We'll have a couple of roles, and then you can choose the roles you want each deployment of agents to run.
Yaroslav Tkachenko:
It looks like, at least initially, WarpStream was designed to address the cost of networking, right? That's the biggest selling point. Since then, have you found another area where this architecture also shines?
Richard Artoul:
It just makes the operations so much easier. When we first started doing this, we thought it would only be for people with these giant Kafka workloads doing gigabytes per second. And most people don't even understand the networking problem. Why would you? It's so unobvious. And even trying to figure it out from your Kafka bill is hard. You can look at an AWS bill, and you see really high interzone networking. I know that's Kafka, but it's not really attributed in any sense. But yeah, the ease of operations, not having any local disks, and not dealing with partition rebalancing are huge.
We have one design partner we're working with who's actually running the system in production, and they're moving telemetry data through it.
Before this, they were using another Kafka protocol-compatible system that uses local storage. And they didn't want to figure out how to do the clustering. So they just ran one really big box, and it was over-provisioned. With WarpStream, they deploy a very small number of agents, and they autoscale on CPU, so when their CPU usage gets high, more Kubernetes pods are added. When CPU usage goes low, Kubernetes pods go away.
They're an observability provider. So they have these very spiky peaky workloads: for example, one of their customers has an outage, and suddenly there's a huge spam of error logs getting ingested, and then it goes away. So they've gone from having this really large over-provisioned single node thing to simple autoscaling, a setup that they don't have to worry about.
Yaroslav Tkachenko:
Finally, if you were to start this from scratch today, what advice would you give to yourself?
Richard Artoul:
I would have probably started with the Kafka protocol. I think Kinesis is cool, and I'm glad that we have it. I'm sure it'll eventually help someone. But all the gravity really is around the Kafka protocol. So I definitely would've done that. And then we spent a ton of time working out the details. I would say I would've gotten consumer groups right the first time, but part of the reason it was hard is because there's just a bunch of undocumented stuff in that protocol.
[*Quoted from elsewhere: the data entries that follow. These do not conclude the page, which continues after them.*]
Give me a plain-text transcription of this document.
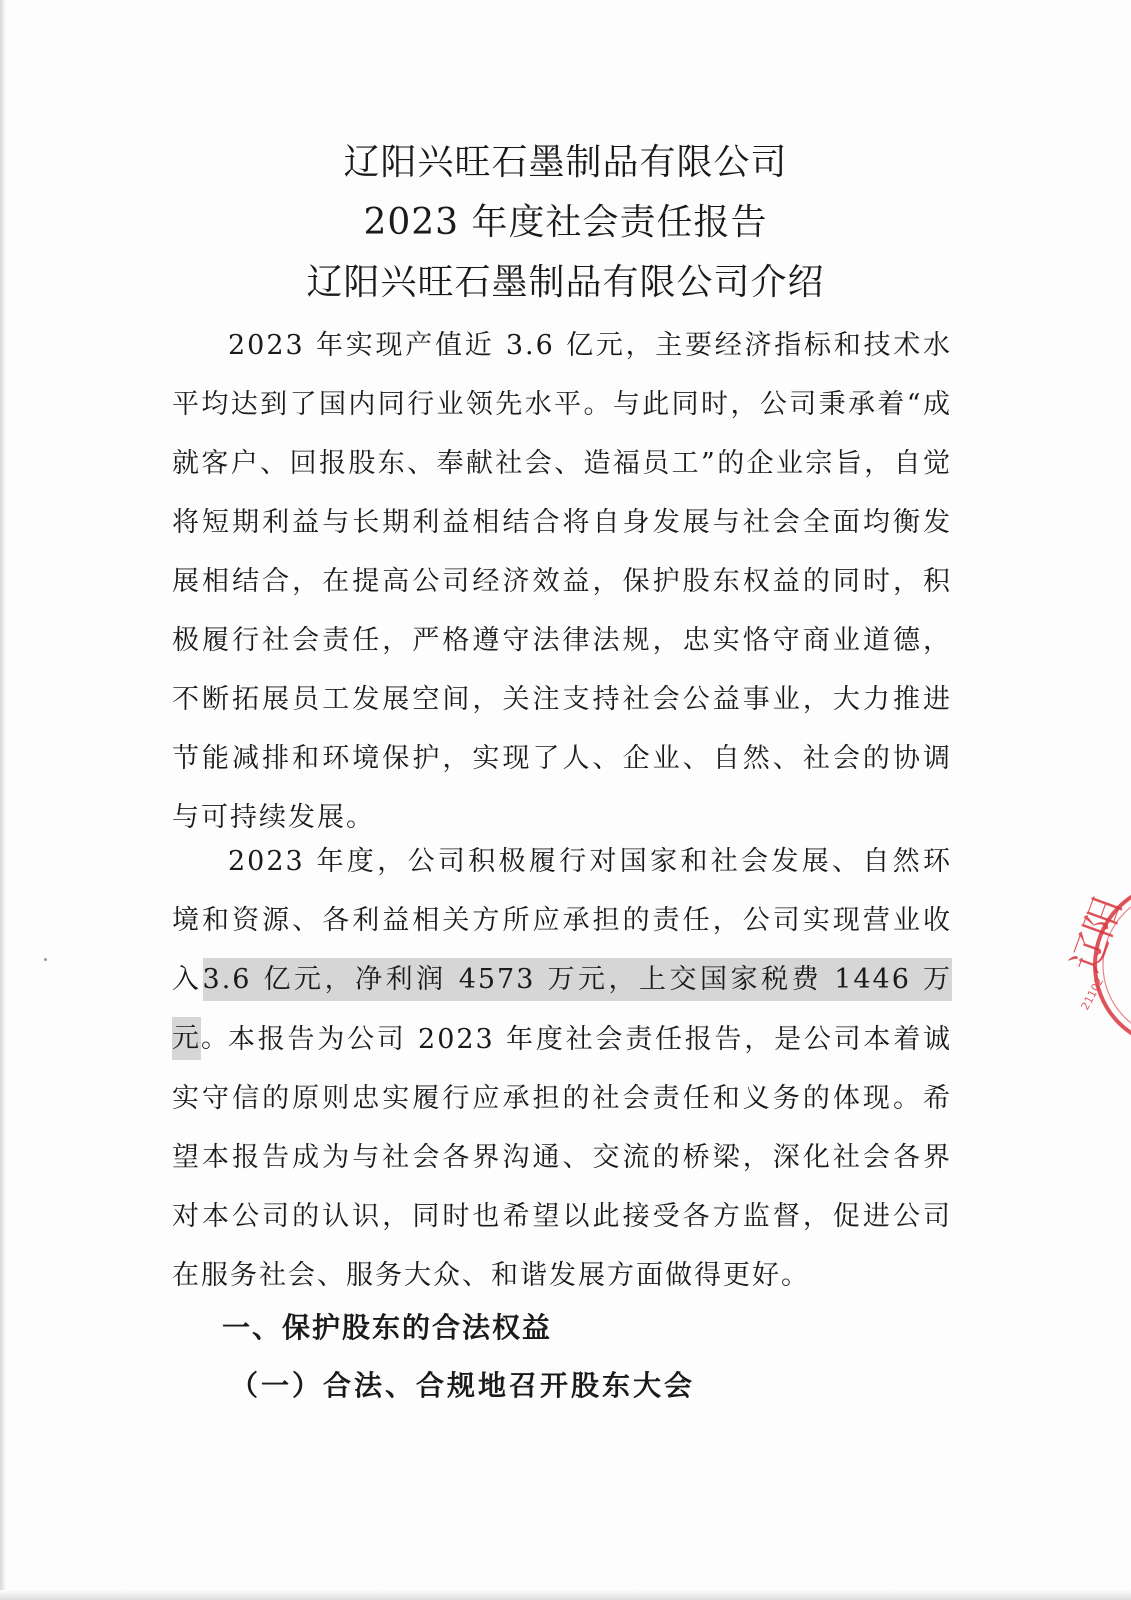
辽阳兴旺石墨制品有限公司
2023 年度社会责任报告
辽阳兴旺石墨制品有限公司介绍

2023 年实现产值近 3.6 亿元，主要经济指标和技术水平均达到了国内同行业领先水平。与此同时，公司秉承着“成就客户、回报股东、奉献社会、造福员工”的企业宗旨，自觉将短期利益与长期利益相结合将自身发展与社会全面均衡发展相结合，在提高公司经济效益，保护股东权益的同时，积极履行社会责任，严格遵守法律法规，忠实恪守商业道德，不断拓展员工发展空间，关注支持社会公益事业，大力推进节能减排和环境保护，实现了人、企业、自然、社会的协调与可持续发展。

2023 年度，公司积极履行对国家和社会发展、自然环境和资源、各利益相关方所应承担的责任，公司实现营业收入3.6 亿元，净利润 4573 万元，上交国家税费 1446 万元。

本报告为公司 2023 年度社会责任报告，是公司本着诚实守信的原则忠实履行应承担的社会责任和义务的体现。希望本报告成为与社会各界沟通、交流的桥梁，深化社会各界对本公司的认识，同时也希望以此接受各方监督，促进公司在服务社会、服务大众、和谐发展方面做得更好。

一、保护股东的合法权益
（一）合法、合规地召开股东大会
辽阳
21102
And the way we ended up sorting it out was going line by line through the consumer group protocol code in Kafka, literally just line by line. So, every hack, every weird thing, we included it. The first time we implemented consumer groups, we attacked it from a first principal's perspective. And I think for something that would work, e.g. if it was a server-side protocol. But because the clients participate in the protocol so much, you have to do it one-to-one and make it look exactly like Kafka. So I think we could have saved some time there for sure.
Yaroslav Tkachenko:
Great! Any closing words?
Richard Artoul:
We're in developer preview. If you wanna talk to us, we have a community Slack. So come join us there. And if you have large workloads with high volumes of telemetry data, we think that's a use case where WarpStream really shines right now. And we'd love to talk to you.